Parts One and Two have recently been reviewed. Parts Three through Five have been through many drafts and are now being adopted. “Parts One and Two define what’s been implemented so far—the exchange between the ERP (enterprise resource planning) and the MES (manufacturing execution system) or control system,” says Dave Emerson, director of the U.S. Development Center at automation vendor Yokogawa Electric Corp., in Newnan, Ga. “B2MML (business to manufacturing markup language) came out of Part One and Part Two of the ISA95 models.”
Part One — Models and Terminology. Part One defines the scope of the manufacturing and control domain. It defines the organization of physical assets involved in manufacturing and defines the function associated with the interface between control functions and enterprise functions.

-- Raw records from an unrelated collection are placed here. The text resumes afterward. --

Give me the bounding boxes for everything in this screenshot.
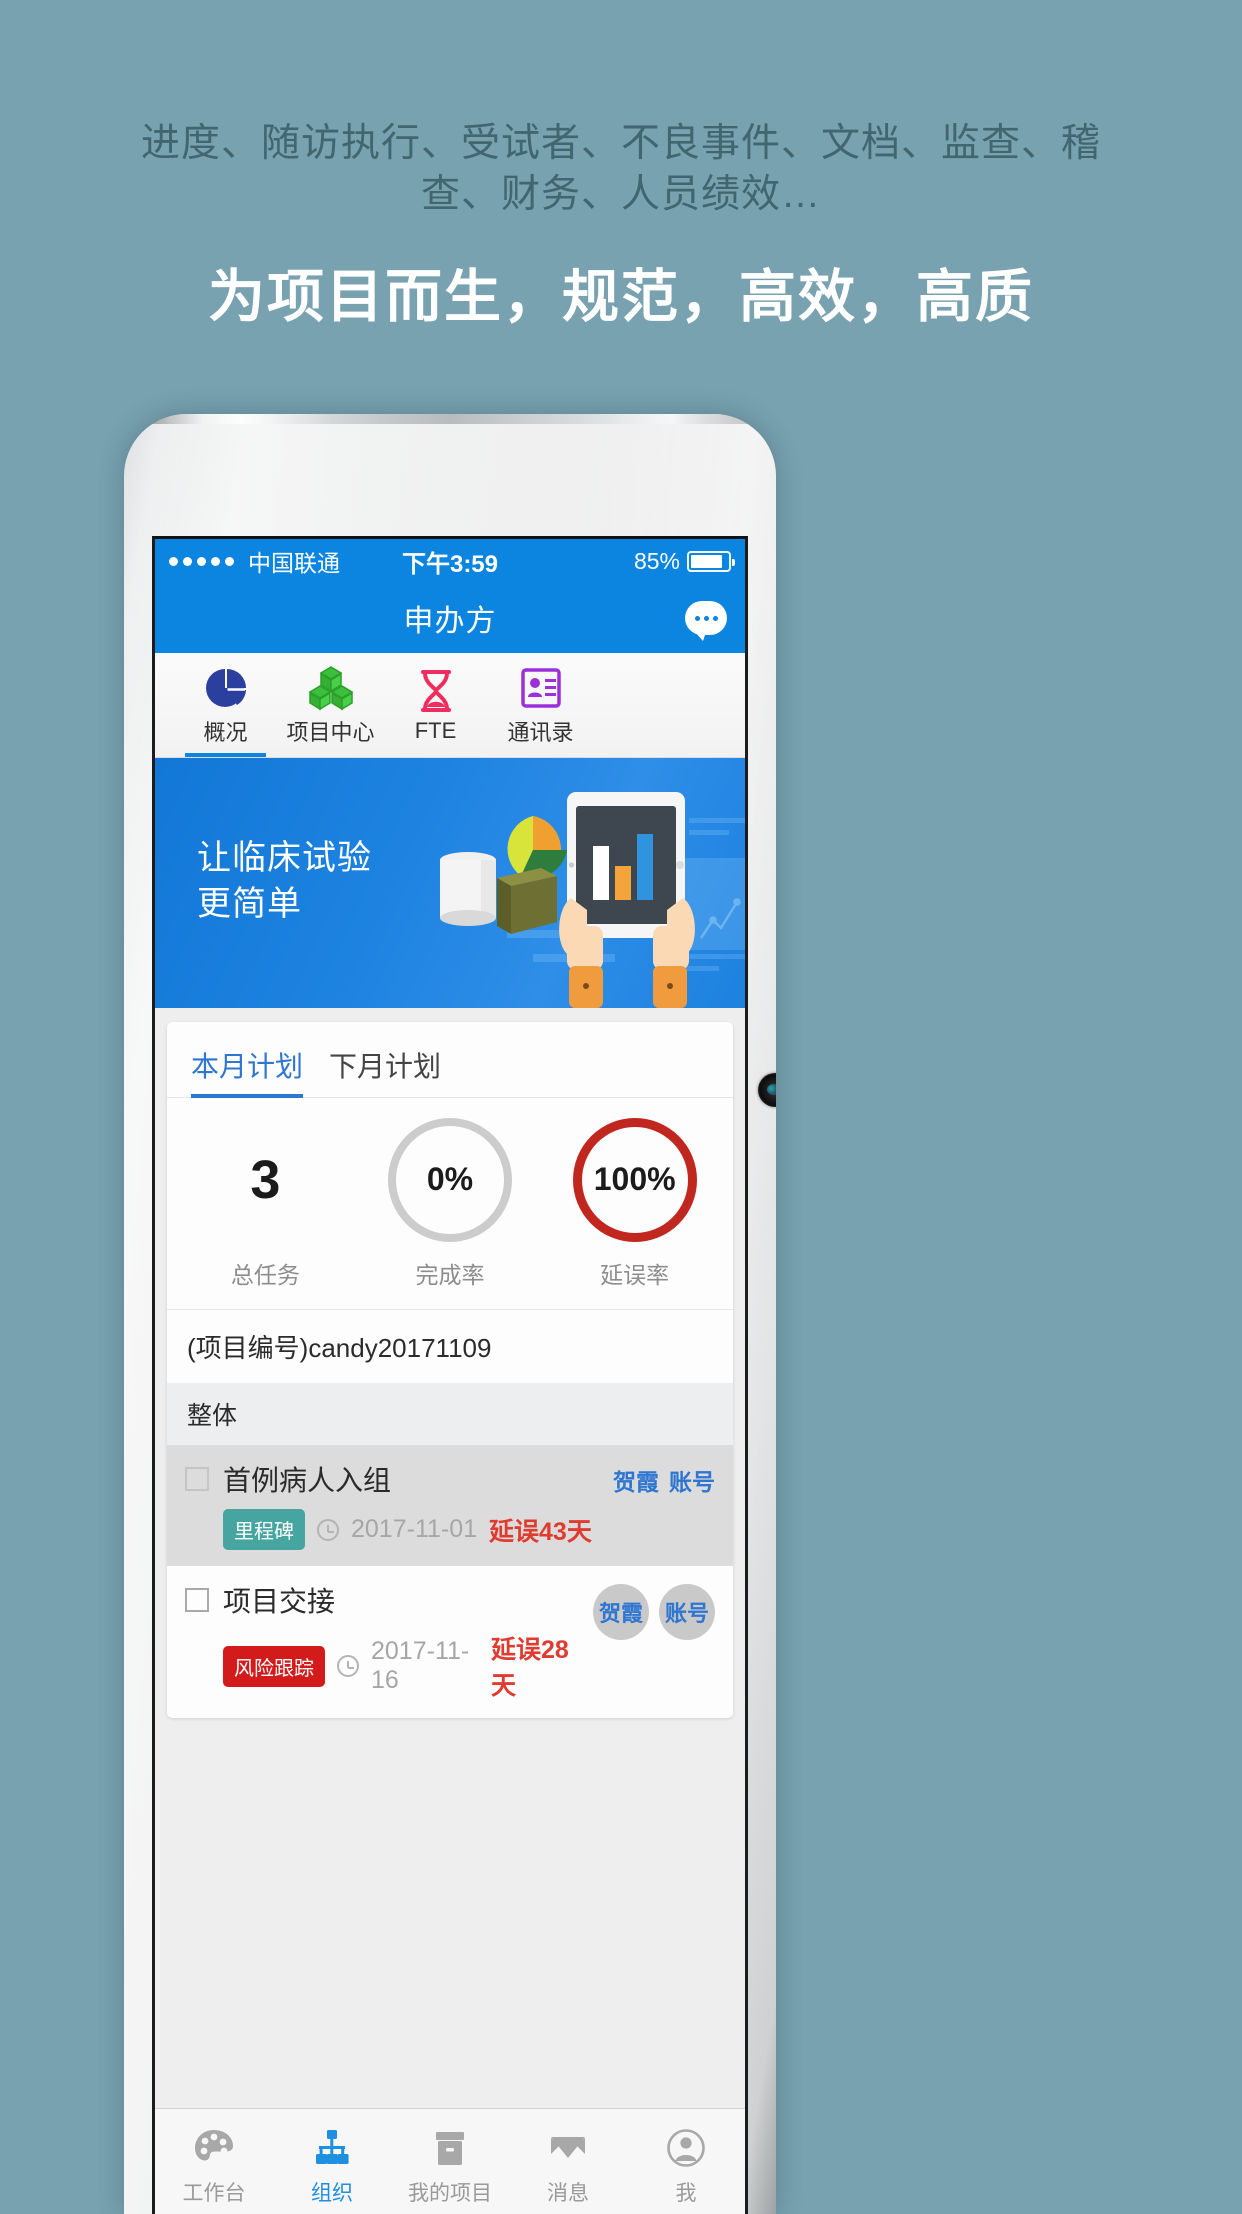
stat-delay-rate-label: 延误率 <box>600 1261 670 1288</box>
tab-organization-label: 组织 <box>311 2181 353 2205</box>
table-row[interactable]: 项目交接 风险跟踪 2017-11-16 延误28天 贺霞 账号 <box>167 1566 733 1718</box>
section-tab-row: 概况 项目中心 FTE 通讯录 <box>155 653 745 758</box>
task-meta: 风险跟踪 2017-11-16 延误28天 <box>223 1630 579 1702</box>
battery-icon <box>687 550 735 572</box>
stat-total-tasks: 3 总任务 <box>173 1118 358 1290</box>
tab-profile[interactable]: 我 <box>627 2117 745 2207</box>
tab-overview-label: 概况 <box>203 719 248 745</box>
box-icon <box>429 2125 471 2171</box>
assignee-name[interactable]: 贺霞 <box>613 1463 659 1497</box>
stat-delay-rate: 100% 延误率 <box>542 1117 727 1290</box>
task-content: 项目交接 风险跟踪 2017-11-16 延误28天 <box>223 1580 579 1702</box>
group-header-overall[interactable]: 整体 <box>167 1383 733 1445</box>
task-date: 2017-11-01 <box>351 1515 478 1543</box>
stat-total-tasks-label: 总任务 <box>230 1261 300 1288</box>
banner-line-2: 更简单 <box>197 884 302 923</box>
app-nav-bar: 申办方 <box>155 583 745 653</box>
task-badge: 里程碑 <box>223 1509 305 1550</box>
stats-row: 3 总任务 0% 完成率 100% 延误率 <box>167 1098 733 1310</box>
phone-screen: 中国联通 下午3:59 85% 申办方 概况 项目中心 FTE 通讯录 让临床试… <box>152 536 748 2214</box>
tab-project-center-label: 项目中心 <box>286 719 375 745</box>
tab-fte[interactable]: FTE <box>383 653 488 757</box>
promo-subtitle: 进度、随访执行、受试者、不良事件、文档、监查、稽查、财务、人员绩效… <box>140 122 1101 217</box>
task-badge: 风险跟踪 <box>223 1645 325 1687</box>
contact-card-icon <box>519 664 563 712</box>
promo-title: 为项目而生，规范，高效，高质 <box>208 264 1034 329</box>
tab-messages[interactable]: 消息 <box>509 2117 627 2207</box>
tab-my-projects[interactable]: 我的项目 <box>391 2117 509 2207</box>
table-row[interactable]: 首例病人入组 里程碑 2017-11-01 延误43天 贺霞 账号 <box>167 1445 733 1566</box>
org-chart-icon <box>311 2125 353 2171</box>
task-title: 首例病人入组 <box>223 1465 392 1496</box>
clock-icon <box>317 1518 339 1541</box>
tab-workbench-label: 工作台 <box>182 2181 246 2205</box>
page-title: 申办方 <box>403 605 497 638</box>
project-number-label: (项目编号)candy20171109 <box>187 1333 492 1363</box>
bottom-tab-bar: 工作台 组织 我的项目 消息 我 <box>155 2108 745 2214</box>
tab-this-month-plan[interactable]: 本月计划 <box>191 1045 304 1098</box>
banner-illustration <box>440 792 745 1008</box>
promo-banner[interactable]: 让临床试验 更简单 <box>155 758 745 1008</box>
plan-card: 本月计划 下月计划 3 总任务 0% 完成率 100% 延误率 (项目编号)ca… <box>167 1022 733 1718</box>
palette-icon <box>193 2125 235 2171</box>
tab-fte-label: FTE <box>414 717 457 743</box>
banner-line-1: 让临床试验 <box>197 839 372 877</box>
task-title: 项目交接 <box>223 1586 336 1617</box>
phone-top-rim <box>124 414 776 424</box>
avatar[interactable]: 贺霞 <box>593 1584 649 1640</box>
promo-header: 进度、随访执行、受试者、不良事件、文档、监查、稽查、财务、人员绩效… 为项目而生… <box>0 0 1242 333</box>
assignee-account[interactable]: 账号 <box>669 1463 715 1497</box>
plan-tab-row: 本月计划 下月计划 <box>167 1022 733 1098</box>
task-date: 2017-11-16 <box>371 1637 470 1694</box>
stat-delay-rate-ring: 100% <box>572 1117 697 1242</box>
phone-mockup: 中国联通 下午3:59 85% 申办方 概况 项目中心 FTE 通讯录 让临床试… <box>124 414 776 2214</box>
status-bar-right: 85% <box>633 547 735 575</box>
hourglass-icon <box>416 667 456 715</box>
tab-project-center[interactable]: 项目中心 <box>278 653 383 757</box>
stat-completion-rate-ring: 0% <box>388 1117 512 1242</box>
battery-percent-label: 85% <box>633 547 680 574</box>
task-checkbox[interactable] <box>185 1467 209 1491</box>
chat-bubble-icon[interactable] <box>685 601 727 641</box>
tab-my-projects-label: 我的项目 <box>408 2181 492 2205</box>
front-camera-icon <box>758 1073 776 1107</box>
clock-icon <box>337 1655 359 1677</box>
task-delay: 延误28天 <box>490 1636 569 1700</box>
tab-profile-label: 我 <box>675 2181 697 2205</box>
tab-next-month-plan[interactable]: 下月计划 <box>329 1045 441 1097</box>
user-circle-icon <box>665 2125 707 2171</box>
stat-completion-rate-label: 完成率 <box>415 1261 485 1288</box>
tab-workbench[interactable]: 工作台 <box>155 2117 273 2207</box>
envelope-icon <box>547 2125 589 2171</box>
tab-overview[interactable]: 概况 <box>173 653 278 757</box>
banner-text: 让临床试验 更简单 <box>197 836 372 928</box>
status-bar: 中国联通 下午3:59 85% <box>155 539 745 583</box>
task-people: 贺霞 账号 <box>593 1584 715 1640</box>
tab-contacts-label: 通讯录 <box>507 719 574 745</box>
task-meta: 里程碑 2017-11-01 延误43天 <box>223 1509 599 1550</box>
tab-contacts[interactable]: 通讯录 <box>488 653 593 757</box>
task-delay: 延误43天 <box>489 1517 592 1546</box>
stat-completion-rate: 0% 完成率 <box>358 1117 543 1290</box>
tab-organization[interactable]: 组织 <box>273 2117 391 2207</box>
avatar[interactable]: 账号 <box>659 1584 715 1640</box>
task-people: 贺霞 账号 <box>613 1463 715 1497</box>
pie-chart-icon <box>203 664 249 712</box>
cubes-icon <box>307 664 355 712</box>
stat-total-tasks-value: 3 <box>250 1149 281 1210</box>
task-content: 首例病人入组 里程碑 2017-11-01 延误43天 <box>223 1459 599 1550</box>
tab-messages-label: 消息 <box>547 2181 589 2205</box>
task-checkbox[interactable] <box>185 1588 209 1612</box>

This part also defines the information that is shared between control and enterprise functions.
Part Two — Object Model Attributes. Part Two offers definition of attributes for all of the objects defined in Part One.
Part Three — Models of Manufacturing Operations Management. Part Three offers a model of the activities associated with manufacturing operations and control in the production and MES layer.

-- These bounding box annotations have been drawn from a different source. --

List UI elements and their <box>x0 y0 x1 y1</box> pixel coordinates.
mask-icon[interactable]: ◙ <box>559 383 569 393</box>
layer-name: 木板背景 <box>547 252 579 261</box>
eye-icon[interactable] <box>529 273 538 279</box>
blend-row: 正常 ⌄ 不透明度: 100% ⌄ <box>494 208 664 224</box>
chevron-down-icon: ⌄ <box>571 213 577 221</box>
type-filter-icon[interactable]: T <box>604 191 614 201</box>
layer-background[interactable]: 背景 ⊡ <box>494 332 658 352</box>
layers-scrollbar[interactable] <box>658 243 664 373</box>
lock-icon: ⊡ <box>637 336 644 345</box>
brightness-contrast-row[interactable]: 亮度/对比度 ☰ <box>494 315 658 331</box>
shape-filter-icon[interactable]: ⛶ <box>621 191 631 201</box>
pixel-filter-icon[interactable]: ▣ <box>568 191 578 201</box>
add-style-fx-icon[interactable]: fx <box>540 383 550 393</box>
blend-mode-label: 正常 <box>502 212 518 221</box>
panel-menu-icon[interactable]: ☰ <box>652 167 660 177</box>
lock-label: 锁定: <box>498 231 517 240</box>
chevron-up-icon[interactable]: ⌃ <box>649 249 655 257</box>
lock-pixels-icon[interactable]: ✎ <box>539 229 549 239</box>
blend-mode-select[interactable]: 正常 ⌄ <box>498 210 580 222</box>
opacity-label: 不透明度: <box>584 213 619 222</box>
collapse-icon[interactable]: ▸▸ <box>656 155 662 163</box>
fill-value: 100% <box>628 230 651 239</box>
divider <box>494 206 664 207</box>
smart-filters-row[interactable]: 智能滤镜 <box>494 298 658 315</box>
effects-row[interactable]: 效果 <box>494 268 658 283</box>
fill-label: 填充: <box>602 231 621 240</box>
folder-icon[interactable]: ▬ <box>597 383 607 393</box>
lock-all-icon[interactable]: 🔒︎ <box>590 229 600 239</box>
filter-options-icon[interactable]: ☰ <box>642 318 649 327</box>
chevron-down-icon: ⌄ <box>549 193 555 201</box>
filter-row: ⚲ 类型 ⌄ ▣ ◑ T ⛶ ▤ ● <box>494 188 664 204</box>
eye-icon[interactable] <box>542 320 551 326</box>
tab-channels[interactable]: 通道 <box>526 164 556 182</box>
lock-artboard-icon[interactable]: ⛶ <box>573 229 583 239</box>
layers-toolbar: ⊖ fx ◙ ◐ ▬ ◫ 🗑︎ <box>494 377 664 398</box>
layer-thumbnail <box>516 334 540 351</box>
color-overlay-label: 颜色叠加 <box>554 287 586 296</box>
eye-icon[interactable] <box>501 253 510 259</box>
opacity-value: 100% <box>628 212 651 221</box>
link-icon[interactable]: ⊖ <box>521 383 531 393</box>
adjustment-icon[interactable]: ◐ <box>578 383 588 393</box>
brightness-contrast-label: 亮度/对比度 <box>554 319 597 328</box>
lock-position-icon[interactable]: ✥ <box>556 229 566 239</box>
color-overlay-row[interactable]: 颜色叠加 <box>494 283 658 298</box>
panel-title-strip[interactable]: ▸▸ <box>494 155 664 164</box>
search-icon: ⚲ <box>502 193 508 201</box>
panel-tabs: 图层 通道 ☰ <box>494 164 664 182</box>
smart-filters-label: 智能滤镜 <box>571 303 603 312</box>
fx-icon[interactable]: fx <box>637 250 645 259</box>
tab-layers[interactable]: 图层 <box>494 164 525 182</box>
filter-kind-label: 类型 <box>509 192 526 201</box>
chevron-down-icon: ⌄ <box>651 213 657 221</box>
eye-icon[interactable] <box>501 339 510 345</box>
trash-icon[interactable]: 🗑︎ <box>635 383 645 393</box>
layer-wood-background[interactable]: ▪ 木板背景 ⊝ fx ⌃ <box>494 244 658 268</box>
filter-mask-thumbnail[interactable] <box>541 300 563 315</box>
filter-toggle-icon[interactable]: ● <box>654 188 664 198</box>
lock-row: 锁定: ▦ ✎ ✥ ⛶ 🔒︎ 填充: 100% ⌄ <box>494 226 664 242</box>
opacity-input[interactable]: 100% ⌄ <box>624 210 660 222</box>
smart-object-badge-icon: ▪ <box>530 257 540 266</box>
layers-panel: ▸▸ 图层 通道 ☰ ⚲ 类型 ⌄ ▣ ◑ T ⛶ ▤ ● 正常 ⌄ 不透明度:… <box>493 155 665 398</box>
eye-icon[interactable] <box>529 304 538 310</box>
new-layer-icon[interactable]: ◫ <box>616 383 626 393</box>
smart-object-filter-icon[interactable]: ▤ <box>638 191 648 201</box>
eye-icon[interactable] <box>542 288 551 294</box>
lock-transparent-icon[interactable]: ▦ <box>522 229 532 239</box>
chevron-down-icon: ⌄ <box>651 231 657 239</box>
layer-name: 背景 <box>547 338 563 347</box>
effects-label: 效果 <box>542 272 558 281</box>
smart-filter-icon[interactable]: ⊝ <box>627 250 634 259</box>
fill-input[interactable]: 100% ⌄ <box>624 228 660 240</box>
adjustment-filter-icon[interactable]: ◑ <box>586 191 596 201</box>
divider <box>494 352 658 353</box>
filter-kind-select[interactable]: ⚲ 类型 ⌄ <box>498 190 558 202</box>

Part Four — Object Models and Attributes for Manufacturing Operations Management. The models and attributes from Part Four, which is still in development, are the basis for the design and the implementation of interface standards.
Part Five — Business to Manufacturing Transactions. Part Five, which is still in development, defines operation between office and production automation systems, which can be used together with the object models from Part One and Part Two. The operations connect and organize the production objects and activities that are defined through earlier parts of the standard.